1 Whatever we do to adjust tolling policy needs to address the need for accessibility first. When London introduced the congestion charge to reduce the number of cars entering the Central Area, they first greatly increased the number of buses and the lanes dedicated to bus use. This meant people who needed to be in the Central Area for whatever reason and did not want to pay the charge had a reasonable option. At the same time facilities for cycling were also increased.
2 Tolling based simply on bridge crossings, as your analysis shows, is inadequate at best simply because of the number of trips that do not cross a bridge. You show one option that uses North Road – but in reality what would probably be needed to affect behaviour (given more transit capacity) is a series of cordons.
3 There is an option that is now technically feasible – and has been used elsewhere. That is to change the way ICBC charges for car insurance to a per kilometre premium. However that does not address the peak issue at all. And ICBC refuses to consider it.
4 Which leads us back to dynamic real time Road Pricing – which has long been what we see for the future, just Not Now. And will I think be ever thus.

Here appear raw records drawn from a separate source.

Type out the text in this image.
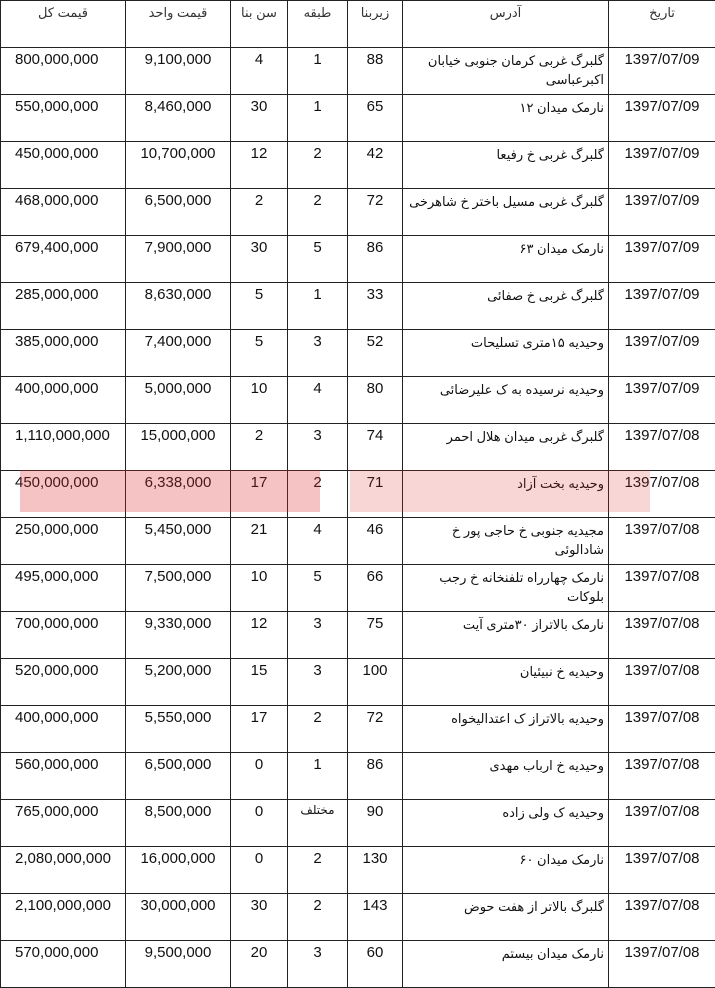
قیمت کل	قیمت واحد	سن بنا	طبقه	زیربنا	آدرس	تاریخ
800,000,000	9,100,000	4	1	88	گلبرگ غربی کرمان جنوبی خیابان اکبرعباسی	1397/07/09
550,000,000	8,460,000	30	1	65	نارمک میدان ۱۲	1397/07/09
450,000,000	10,700,000	12	2	42	گلبرگ غربی خ رفیعا	1397/07/09
468,000,000	6,500,000	2	2	72	گلبرگ غربی مسیل باختر خ شاهرخی	1397/07/09
679,400,000	7,900,000	30	5	86	نارمک میدان ۶۳	1397/07/09
285,000,000	8,630,000	5	1	33	گلبرگ غربی خ صفائی	1397/07/09
385,000,000	7,400,000	5	3	52	وحیدیه ۱۵متری تسلیحات	1397/07/09
400,000,000	5,000,000	10	4	80	وحیدیه نرسیده به ک علیرضائی	1397/07/09
1,110,000,000	15,000,000	2	3	74	گلبرگ غربی میدان هلال احمر	1397/07/08
450,000,000	6,338,000	17	2	71	وحیدیه بخت آزاد	1397/07/08
250,000,000	5,450,000	21	4	46	مجیدیه جنوبی خ حاجی پور خ شادالوئی	1397/07/08
495,000,000	7,500,000	10	5	66	نارمک چهارراه تلفنخانه خ رجب بلوکات	1397/07/08
700,000,000	9,330,000	12	3	75	نارمک بالاتراز ۳۰متری آیت	1397/07/08
520,000,000	5,200,000	15	3	100	وحیدیه خ نبیئیان	1397/07/08
400,000,000	5,550,000	17	2	72	وحیدیه بالاتراز ک اعتدالیخواه	1397/07/08
560,000,000	6,500,000	0	1	86	وحیدیه خ ارباب مهدی	1397/07/08
765,000,000	8,500,000	0	مختلف	90	وحیدیه ک ولی زاده	1397/07/08
2,080,000,000	16,000,000	0	2	130	نارمک میدان ۶۰	1397/07/08
2,100,000,000	30,000,000	30	2	143	گلبرگ بالاتر از هفت حوض	1397/07/08
570,000,000	9,500,000	20	3	60	نارمک میدان بیستم	1397/07/08
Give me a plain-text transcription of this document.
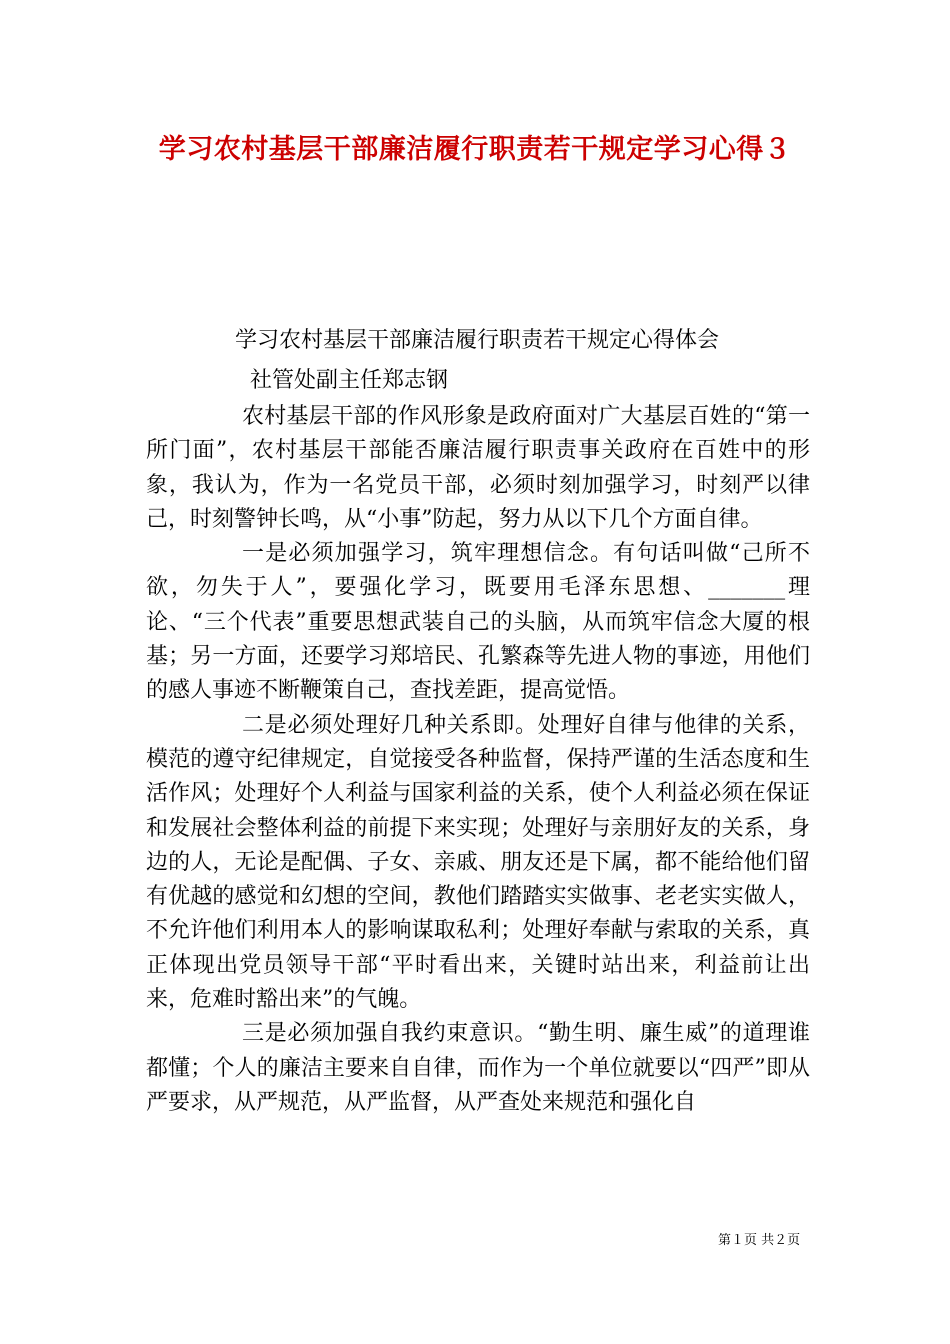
学习农村基层干部廉洁履行职责若干规定学习心得３

学习农村基层干部廉洁履行职责若干规定心得体会

社管处副主任郑志钢

农村基层干部的作风形象是政府面对广大基层百姓的“第一所门面”，农村基层干部能否廉洁履行职责事关政府在百姓中的形象，我认为，作为一名党员干部，必须时刻加强学习，时刻严以律己，时刻警钟长鸣，从“小事”防起，努力从以下几个方面自律。

一是必须加强学习，筑牢理想信念。有句话叫做“己所不欲，勿失于人”，要强化学习，既要用毛泽东思想、_______理论、“三个代表”重要思想武装自己的头脑，从而筑牢信念大厦的根基；另一方面，还要学习郑培民、孔繁森等先进人物的事迹，用他们的感人事迹不断鞭策自己，查找差距，提高觉悟。

二是必须处理好几种关系即。处理好自律与他律的关系，模范的遵守纪律规定，自觉接受各种监督，保持严谨的生活态度和生活作风；处理好个人利益与国家利益的关系，使个人利益必须在保证和发展社会整体利益的前提下来实现；处理好与亲朋好友的关系，身边的人，无论是配偶、子女、亲戚、朋友还是下属，都不能给他们留有优越的感觉和幻想的空间，教他们踏踏实实做事、老老实实做人，不允许他们利用本人的影响谋取私利；处理好奉献与索取的关系，真正体现出党员领导干部“平时看出来，关键时站出来，利益前让出来，危难时豁出来”的气魄。

三是必须加强自我约束意识。“勤生明、廉生威”的道理谁都懂；个人的廉洁主要来自自律，而作为一个单位就要以“四严”即从严要求，从严规范，从严监督，从严查处来规范和强化自

第１页 共２页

And as long as any new tax means a referendum – and the Mayors oppose (existing) property tax – then any progress is unlikely
I think TDM is also a way to impact mode-split, as well as temporal issues. Single-occupancy vehicles (SOVs) travelling at the peak of rush hour are the reason why we have congestion. Fewer cars, which would result from even a slight increase in the average # of occupants/vehicle, coupled with a “flattening of the peak”, would save billions in misguided road/bridge infrastructure investments. So how do we get there?
A good way to affect behaviour is to tax it.
While I continue to advocate for a full mobility pricing system, vs. a bridge-by-bridge toll, a key element of either plan must be a “carrots and sticks” approach to TDM. Reward good behaviour (tolling exemptions for HOVs or electric vehicles, reduced tolls for shoulder periods), and penalize behaviour which we want to change (full tolls for peak hour travelling, toll premiums for SOVs).
This could be implemented on a full region mobility approach, by substituting the word “rate” for “toll”. HOV lanes would still be in place at all bridges, which provides a non-rate incentive (although, time IS money) to supplement the per-KM rate.
You could even implement a similar approach on transit. Flatten the peaks by creating another rate tier at the peak of rush hour. With the Compass system, I would guess that it would be relatively easy to choose a time band where anyone who taps in during that period pays a premium?
Anyways, it’s a great discussion to have, and an important one for the future of the region.
Thanks Stephen and Stevenson. Excellent points all around. I wonder if this is the type of discussion Ministers Fassbender and Stone are having?